We had so many incredible things published over the weekend, it’s hard to choose what to include in this Ye Olde Lettre from Neues here.

We loved today’s Equity podcast, “How to Lose Money, SoftBank Edition.” RebeccaThe transport and mobility roundup, the station, was also particularly good, breaking down what’s happening in the land of micromobility and much more. (Also, her update from earlier this week had a lot more information on Cybertruck revenue.)

The collapse of Three Arrows Capital and the counterparties wrapped up in the crypto hedge fund’s troubles have raised questions about the soundness of the fierce digital asset investment space. For industry survivors, watching their rivals fall apart overnight has been an alarming experience. Bitmain’s co-founder welcomes crypto regulation to stabilize things, Rita reports.


  • Entering South Korea cryptically: Singapore-based cryptocurrency platform Crypto.com has acquired two startups in South Korea for an undisclosed amount, Kate reports.
  • Geek+: Your entire inventory belongs to us: Beijing-based warehouse robotics firm Geek+ just raised another $100 million in funding (the company calls it a “Series E1,” whatever that means), Brian reports.
  • Almost office-ially virtual: Kyle reports that Kumospace closed a $21 million Series A, just a year after the company raised $3 million in a seed round, to replace physical offices with virtual ones.
  • Data in, data out: Equalum wants to help companies build data pipelines and closed a $14 million Series C round to help do just that, Kyle reports.
  • You wouldn’t download a solar panel from the internet, would you? Online solar seller for the home bags $23 million, and promises “dramatically lower prices” Harry writes in his latest piece.

3 ways to optimize SaaS sales during a downturn

Decline in SaaS sales strategy

Image credit: Eva Almqvist (opens in new window) / Getty Images

“In a downturn, money saved is worth even more than money earned,” which means SaaS sales strategies should shift from driving growth to helping customers conserve their resources, writes Sahil Mansuri, CEO of Bravado.

“If you can frame your product as a way to increase revenue or cut costs, people will find a budget.”

Mansuri, who started in software sales during the Great Recession, shares several strategies that SaaS startups can use to “tailor your approach, show prospects unexpected opportunities and focus on the money.”

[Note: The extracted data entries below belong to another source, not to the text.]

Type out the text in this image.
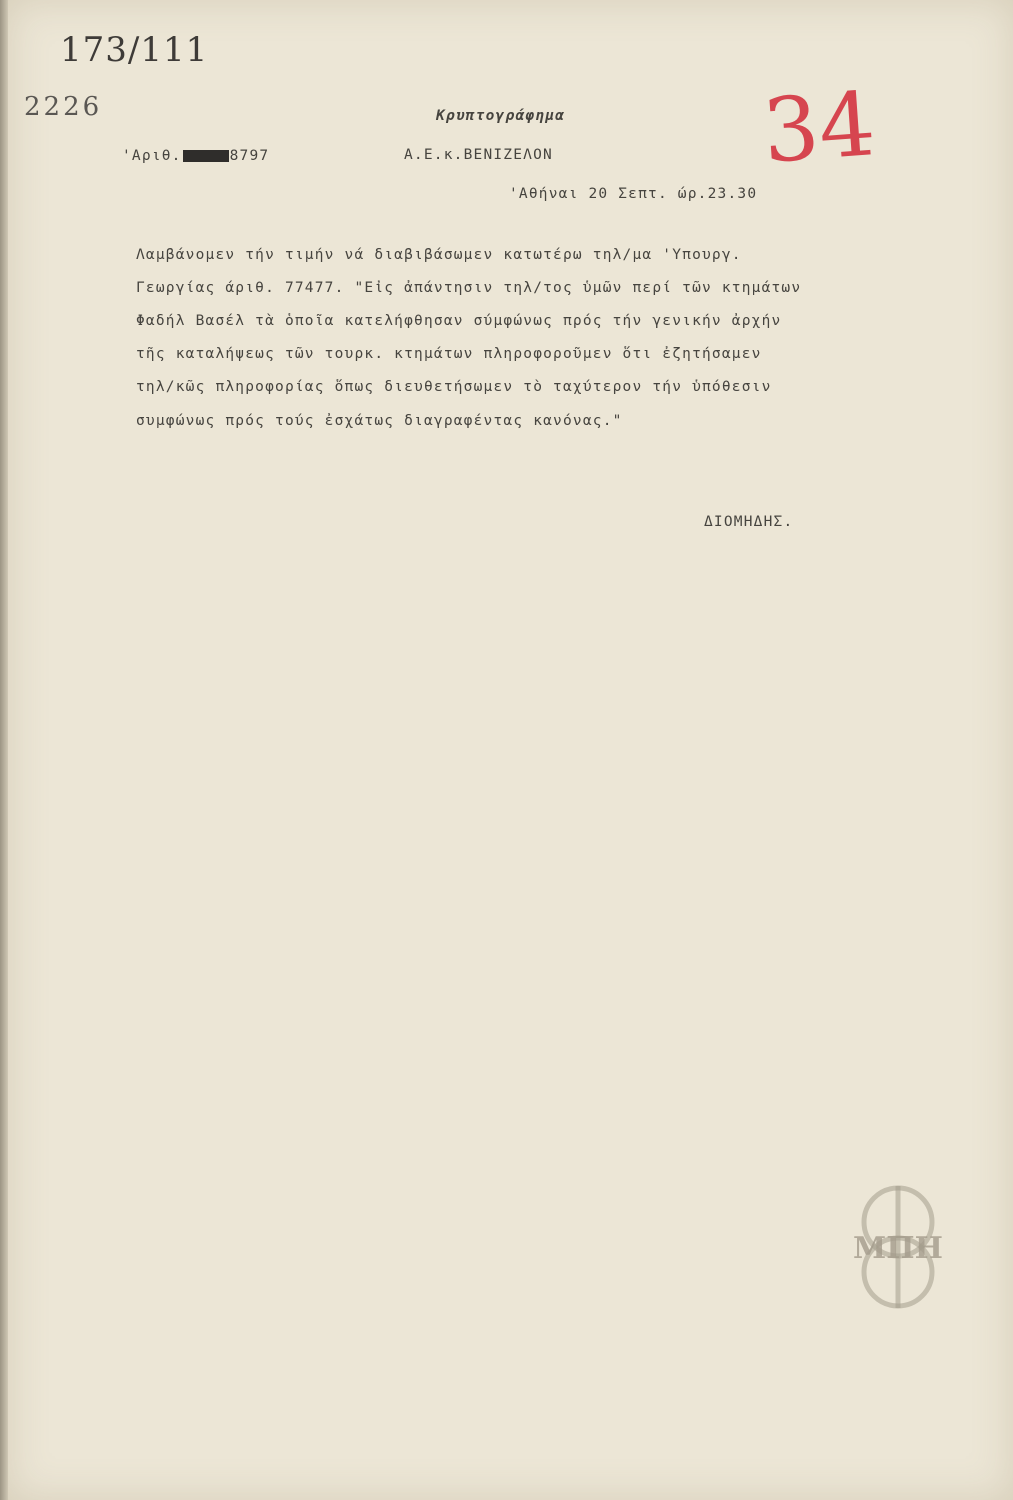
173/111
2226	34
Κρυπτογράφημα
'Αριθ.	8797	Α.Ε.κ.ΒΕΝΙΖΕΛΟΝ
'Αθήναι 20 Σεπτ. ώρ.23.30
Λαμβάνομεν τήν τιμήν νά διαβιβάσωμεν κατωτέρω τηλ/μα 'Υπουργ.
Γεωργίας άριθ. 77477. "Εἰς ἀπάντησιν τηλ/τος ὑμῶν περί τῶν κτημάτων
Φαδήλ Βασέλ τὰ ὁποῖα κατελήφθησαν σύμφώνως πρός τήν γενικήν ἀρχήν
τῆς καταλήψεως τῶν τουρκ. κτημάτων πληροφοροῦμεν ὅτι ἐζητήσαμεν
τηλ/κῶς πληροφορίας ὅπως διευθετήσωμεν τὸ ταχύτερον τήν ὑπόθεσιν
συμφώνως πρός τούς ἐσχάτως διαγραφέντας κανόνας."
ΔΙΟΜΗΔΗΣ.
ΜΠΗ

(TechCrunch+ is our membership program, helping founders and startup teams get ahead. You can register here.)

Big Tech Inc.

Google is taking Sonos to court again for patent infringement. Ivan writes that two new lawsuits “center around different patents involving keyword detection, loading using ‘technologies invented by Google’ and determining which speaker from a group should respond to the keyword.” Both companies have already won against each other in previous court cases, so we’ll see who the court side with this time.

Get ready for more advertising in your car if you often Lyft. The company has created a new digital advertising business, called Lyft Media, which will put infotainment in cars and promises that some of the ad revenue will go to drivers, Jaclyn reports.

  • “To Public and Back”: Over in TechCrunch+ territory, Ron talks about “long, strange startup journeys” with Ping Identity CEO Andre Durand, whose company, as you may have read above, is now in an acquisition deal with Thoma Bravo after being public for several years.
  • Maybe dry cleaning next time: Carly and Anita paired up to explain what happened at Tornado Cash, which is being sanctioned by the US Treasury after being accused of laundering stolen cryptocurrency.
  • Not for playing games: Netflix is ​​finding no subscriber love in the mobile gaming department. Lauren reports that less than 1% of Netflix subscribers want to play them.
  • Get into my driverless car: Chinese internet giant Baidu is preparing to put its fully driverless commercial robot taxi in Wuhan and Chongqing after securing a permit, Rebecca reports.